Most of the migrants crossing the Mediterranean Sea on their way to Europe are adult men, according to the United Nations.
The number of migrants attempting the dangerous crossing has soared in the past two years, from about 22,000 in 2013 to about 380,000 so far this year. Seventy-two percent of them are adult men, while just 13 percent are women and 15 percent are children, the U.N. has calculated, based on reports from governments and the media.
A heartbreaking photo of a drowned Syrian toddler face-down on the shore of a Turkish beach resort brought renewed attention to the migrant wave last week. Follow-up reports revealed the boy’s father may have attempted the crossing with the boy and his wife — who also drowned — because he wanted to fix his teeth. They had been safely living in Turkey for at least a year.
Thousands more residents were inspired to flee North Africa and the Middle East for Europe this week, after Germany welcomed a wave of Syrian migrants with open arms over the weekend. (RELATED: WSJ Admits Migrant Wave Will Burden European Economy)
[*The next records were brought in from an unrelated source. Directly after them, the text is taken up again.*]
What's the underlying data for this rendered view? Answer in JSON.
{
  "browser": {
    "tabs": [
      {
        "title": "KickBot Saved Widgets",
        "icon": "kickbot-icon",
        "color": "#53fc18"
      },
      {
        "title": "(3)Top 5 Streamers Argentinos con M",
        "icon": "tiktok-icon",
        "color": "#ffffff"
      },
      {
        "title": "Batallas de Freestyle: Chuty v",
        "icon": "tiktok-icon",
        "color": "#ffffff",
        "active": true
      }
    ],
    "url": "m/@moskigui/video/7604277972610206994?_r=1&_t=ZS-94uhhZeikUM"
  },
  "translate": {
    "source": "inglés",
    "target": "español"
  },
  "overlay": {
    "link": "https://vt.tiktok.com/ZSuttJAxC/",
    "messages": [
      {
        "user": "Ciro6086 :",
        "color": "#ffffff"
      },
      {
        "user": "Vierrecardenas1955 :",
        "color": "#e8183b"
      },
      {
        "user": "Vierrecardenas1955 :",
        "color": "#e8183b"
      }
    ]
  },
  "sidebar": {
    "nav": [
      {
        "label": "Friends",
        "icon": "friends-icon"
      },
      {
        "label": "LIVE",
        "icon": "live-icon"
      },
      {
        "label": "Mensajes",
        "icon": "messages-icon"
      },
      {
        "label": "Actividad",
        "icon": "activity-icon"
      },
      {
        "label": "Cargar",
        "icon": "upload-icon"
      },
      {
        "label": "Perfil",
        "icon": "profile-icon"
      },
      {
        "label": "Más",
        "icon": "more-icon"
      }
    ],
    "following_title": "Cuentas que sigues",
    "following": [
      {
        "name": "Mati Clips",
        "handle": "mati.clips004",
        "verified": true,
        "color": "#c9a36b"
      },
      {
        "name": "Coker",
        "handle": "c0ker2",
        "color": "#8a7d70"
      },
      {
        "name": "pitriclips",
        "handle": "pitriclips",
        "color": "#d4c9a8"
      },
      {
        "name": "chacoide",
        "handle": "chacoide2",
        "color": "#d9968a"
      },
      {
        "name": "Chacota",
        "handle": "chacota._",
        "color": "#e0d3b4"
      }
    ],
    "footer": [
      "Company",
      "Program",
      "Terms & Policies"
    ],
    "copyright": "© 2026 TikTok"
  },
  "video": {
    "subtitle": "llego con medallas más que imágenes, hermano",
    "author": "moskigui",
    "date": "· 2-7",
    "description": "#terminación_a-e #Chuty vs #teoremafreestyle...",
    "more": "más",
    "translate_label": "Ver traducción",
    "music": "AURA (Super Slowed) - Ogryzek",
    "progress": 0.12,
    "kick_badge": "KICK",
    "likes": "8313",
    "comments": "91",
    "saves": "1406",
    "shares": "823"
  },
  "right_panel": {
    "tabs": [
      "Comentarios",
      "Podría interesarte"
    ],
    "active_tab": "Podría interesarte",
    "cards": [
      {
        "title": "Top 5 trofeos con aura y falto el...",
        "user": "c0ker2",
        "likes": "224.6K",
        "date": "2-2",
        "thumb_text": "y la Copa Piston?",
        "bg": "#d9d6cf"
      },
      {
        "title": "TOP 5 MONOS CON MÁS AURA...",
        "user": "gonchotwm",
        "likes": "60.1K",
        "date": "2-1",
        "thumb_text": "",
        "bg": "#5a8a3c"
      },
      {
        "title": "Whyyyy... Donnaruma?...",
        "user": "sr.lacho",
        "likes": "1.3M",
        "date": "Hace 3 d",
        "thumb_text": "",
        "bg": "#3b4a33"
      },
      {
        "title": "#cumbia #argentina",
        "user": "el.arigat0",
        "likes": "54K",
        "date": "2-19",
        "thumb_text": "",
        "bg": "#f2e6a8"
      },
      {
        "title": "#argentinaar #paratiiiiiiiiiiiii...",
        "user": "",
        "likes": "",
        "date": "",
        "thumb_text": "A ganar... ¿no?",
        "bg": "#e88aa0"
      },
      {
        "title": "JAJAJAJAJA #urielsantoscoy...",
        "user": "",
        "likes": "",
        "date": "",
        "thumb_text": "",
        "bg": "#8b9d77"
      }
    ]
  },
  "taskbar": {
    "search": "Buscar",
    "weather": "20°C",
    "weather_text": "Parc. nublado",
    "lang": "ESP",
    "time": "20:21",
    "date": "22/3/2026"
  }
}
Many who left families behind have called or messaged them and urged them to make the journey, in light of Europe’s welcome. It’s unclear how long the welcome will last. Germany expects about 800,000 per year for the next several years, primarily from war-torn Syria, and is urging other European countries to share the burden.
Of the more than 300,000 who have tried to cross the Mediterranean in 2015, the U.N. reports 2,850 are dead or missing. Most of them are from Syria (53 percent) and Afghanistan (14 percent), as well as Eritrea (7 percent), Nigeria (3 percent) and Pakistan (3 percent).